Senin, 30 Mei 2011

Tidak mau berbohong lagi

    Si Maryam berumur tujuh tahun. Pada suatu hari ia disuruh ibunya pergi kerumah bibinya mengantarkan surat. Rumah bibinya itu ada kira-kira setengah jam berjalam kaki jauhnya dari rumahnya.

    Waktu si Maryam akan pulang, ia diberi oleh bibinya mangga enam buah yang masak-masak. Kata bibinya : "Ini mangga enam buah. Dua buah untukmu! Dua buah berikan kepada adikmu si Kasim dan yang dua lagi kepada si Ramali".

    Si Maryam minta terima kasih kepada bibinya, lalu minta izin hendak pulang. Waktu itu hari amat panas. Karena sangat lelah, si Maryam berhenti dibawah sepohon kayu yang rindang lagi rimbun. Bungkusannya yang berisi mangga itu diletakkannya disisinya. Tiba-tiba terlihat olehnya mangga dalam bungkusan itu. Terbit seleranya melihatnya. Diambilnya sebuah, lalu dimakannya. "Manis benar", katanya dalam hatinya. Mangga itu pun habislah dimakannya. "Manggaku kasih ada sebuah lagi", pikirnya. "Biarlah kuhabiskan kedua-duanya". Dengan tidak berpikir panjang lagi dimakannya mangganya yang sebuah lagi.

    Sudah itu berdirilah ia hendak berangkat.

    Baru sepuluh menit ia berjalan, keringat sudah meleleh dipipinya. Dicarinya pula tempat berhenti. Ditepi jalan ada sebuah toko kecil yang sudah ditinggalkan orang. Tergesa-gesa pergilah ia kesitu. Hausnyapun terbit pula, tetapi apa akal mangganya tak ada lagi.

    Melihat saja ia kedalam bungkusan yang masih berisi mangga itu. Akan diambilnya mangga itu? Tidak mau ia, sebab mangga itu bukan untuknya.

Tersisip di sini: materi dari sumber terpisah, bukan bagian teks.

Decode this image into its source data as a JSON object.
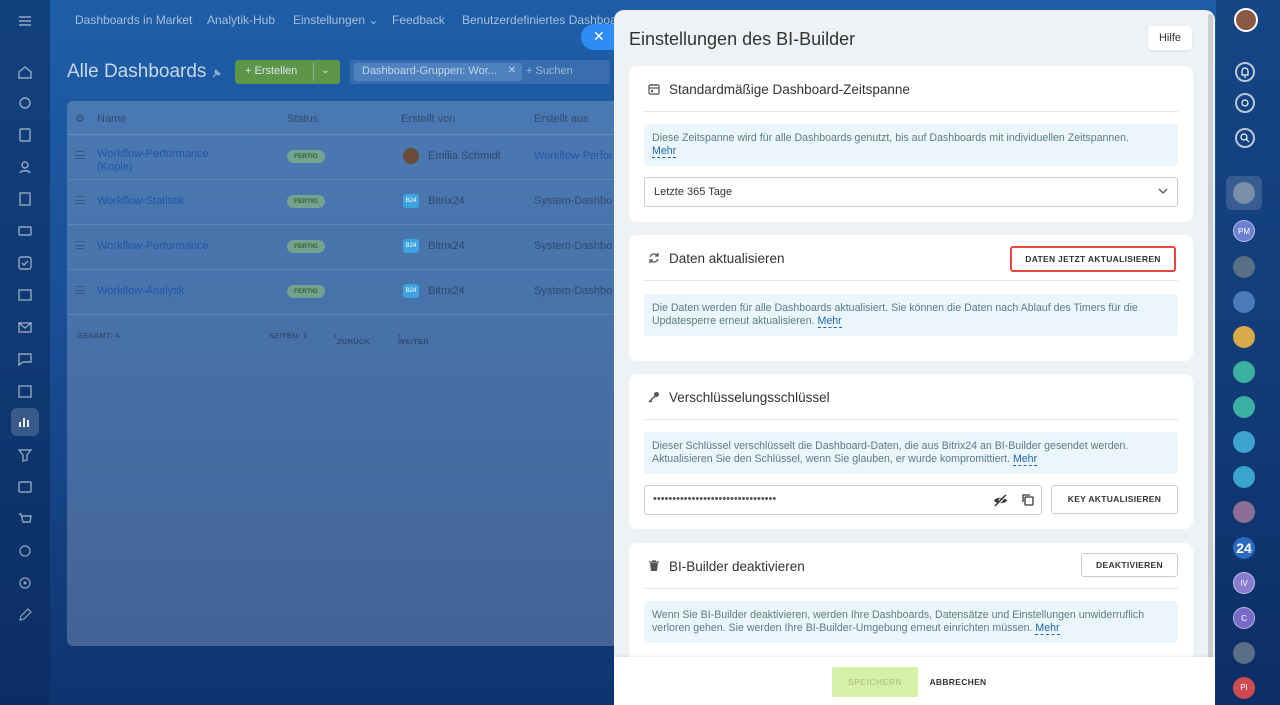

    Tetapi matanya tak lepas dari bungkusan itu. "Biarlah kumakan dua buah lagi", katanya dalam hatinya. "Yang dua lagi kuberikan kepada si Kasim dan si Ramali sebuah seorang. Nanti kukatakan, dia hanya sebuah seorang diberi bibi, Mereka itu tentu tak kan tahu. Siapa yang akan mengatakannya?"

    Diambilnya mangga itu sebuah, lalu dimakannya. Sudah itu sebuah lagi.

    Setelah lepas lelahnya,  berangkatlah ia. Tiada berapa lamanya sampailah si Maryam kerumahnya. Mangga yang dua buah itu diberikannya kepada si Kasim dan si Ramali. "Untukmu mana?" tanya si Ramali. "Punyaku sudah kumakan", kata si Maryam dengan pendek, lalu pergi dari situ.

    Keesokan harinya bibi datang bertandang kerumah anak-anak itu. Waktu si Kasim dan si Ramali melihat bibi datang, pergilah mereka itu keduanya mendapatkannya. "Aduh, enak betul mangga yang kemarin, bibi", kata si Ramali. "Tetapi sayang hanya sebuah saja". Bibi heran mendengar perkataan si Ramali. "Tentu si Maryam yang memakan yang dua buah lagi", pikirnya dalam hatinya. "Biarlah nanti kumarahi dia!" Tetapi perkara itu didiamkannya saja kepada kedua anak itu.

    Sesudah mereka itu pergi, dipanggilnyalah si Maryam. Dipegangnya bahu si Maryam lambat-lambat, lalu katanya : "Itu tak baik, Maryam. Yang akan datang jangan dibuat lagi!" Si Maryam tunduk kemalu-maluan, karena ia tahu salahnya, sungguhpun bibi belum menceriterakan sampai habis kepadanya.

    Sepekan sudah itu si Maryam disuruh pula oleh ibunya pergi kerumah bibinya. Waktu ia akan kembali pulang, ia diberi bibinya sebungkus gula-gula. Gula-gula itu harus dibaginya tiga dengan adiknya si Kasim dan si Ramali, Panas waktu itu sangat teriknya. Dua kali si Maryam berhenti dijalan akan menghentikan lelahnya. Bagaimana juga hausnya, tak mau ia mengambil gula-gula itu barang sebuah.

    Sampai dirumah dipanggilnya si Kasim dan si Ramali. Gula-gula itu dibaginya tiga, lalu dimakannya bersama-sama dengan tertawa-tawa.